Today, Shanahan said DOD will have to make some "big decisions" about divesting legacy systems and putting more funding toward emerging technologies.

"What we can't afford to do is do it the way we've been doing it, plowing money into the old and sort of just enough funding on the new to keep it going," he said. "And I'm not saying legacy systems go away overnight, the planes, carriers, fighters, satellites. . . . But it's what's the right mix? What's the balance? Can we make everything better and more efficient and effective by AI-enabled capabilities, by putting 5G onboard?"

The JAIC, which is under the authority of DOD's chief information officer, is requesting a $290 million budget in fiscal year 2021, an increase above the $242 million allocated for the center this year. Shanahan said he was "proud" of how the center, established just two years ago, now has a "predictable funding profile" within the Pentagon at $1.6 billion over the next five years.

The three-star advocated for DOD to shift from an "industrial age, hardware driven force" to one based on software capabilities.

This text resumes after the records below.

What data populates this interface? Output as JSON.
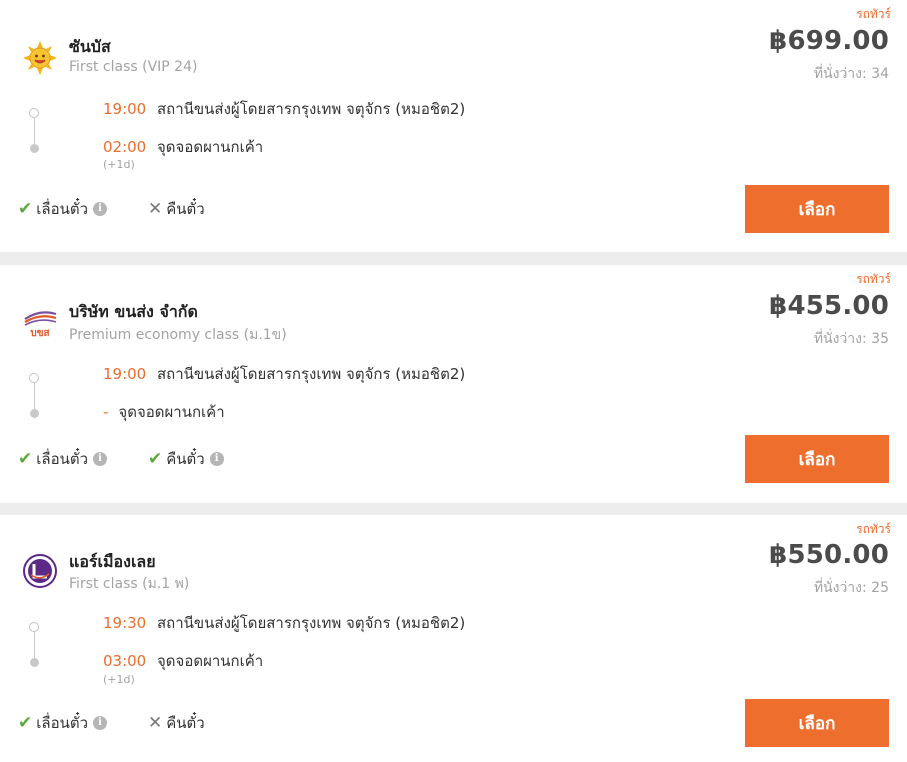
{
  "results": [
    {
      "tag": "รถทัวร์",
      "operator": "ซันบัส",
      "seat_class": "First class (VIP 24)",
      "price": "฿699.00",
      "seats": "ที่นั่งว่าง: 34",
      "depart_time": "19:00",
      "depart_station": "สถานีขนส่งผู้โดยสารกรุงเทพ จตุจักร (หมอชิต2)",
      "arrive_time": "02:00",
      "arrive_station": "จุดจอดผานกเค้า",
      "next_day": "(+1d)",
      "policy_change": "เลื่อนตั๋ว",
      "policy_refund": "คืนตั๋ว",
      "select_label": "เลือก"
    },
    {
      "tag": "รถทัวร์",
      "operator": "บริษัท ขนส่ง จำกัด",
      "seat_class": "Premium economy class (ม.1ข)",
      "price": "฿455.00",
      "seats": "ที่นั่งว่าง: 35",
      "depart_time": "19:00",
      "depart_station": "สถานีขนส่งผู้โดยสารกรุงเทพ จตุจักร (หมอชิต2)",
      "arrive_time": "-",
      "arrive_station": "จุดจอดผานกเค้า",
      "policy_change": "เลื่อนตั๋ว",
      "policy_refund": "คืนตั๋ว",
      "select_label": "เลือก"
    },
    {
      "tag": "รถทัวร์",
      "operator": "แอร์เมืองเลย",
      "seat_class": "First class (ม.1 พ)",
      "price": "฿550.00",
      "seats": "ที่นั่งว่าง: 25",
      "depart_time": "19:30",
      "depart_station": "สถานีขนส่งผู้โดยสารกรุงเทพ จตุจักร (หมอชิต2)",
      "arrive_time": "03:00",
      "arrive_station": "จุดจอดผานกเค้า",
      "next_day": "(+1d)",
      "policy_change": "เลื่อนตั๋ว",
      "policy_refund": "คืนตั๋ว",
      "select_label": "เลือก"
    }
  ],
  "logos": {
    "sunbus_text": "",
    "bks_text": "บขส"
  },
  "icons": {
    "check": "✔",
    "cross": "✕",
    "info": "i"
  },
  "colors": {
    "accent": "#ee6e2d",
    "time": "#ee6c2c",
    "check": "#5aaa3c"
  },
  "policy_state": [
    {
      "change_allowed": true,
      "refund_allowed": false
    },
    {
      "change_allowed": true,
      "refund_allowed": true
    },
    {
      "change_allowed": true,
      "refund_allowed": false
    }
  ]
}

"I think what we’re seeing as we take the software mindset, it will be less of the legacy and we put some big bets down," Shanahan said. "And they're big bets, they're not risk-free bets. But when we look at China and Russia, and especially China where they're investing, we can't afford to do it any other way. We've got to build toward that AI-enabled force of the future, or I think we have an unacceptably high risk of losing, and we're not used to doing that."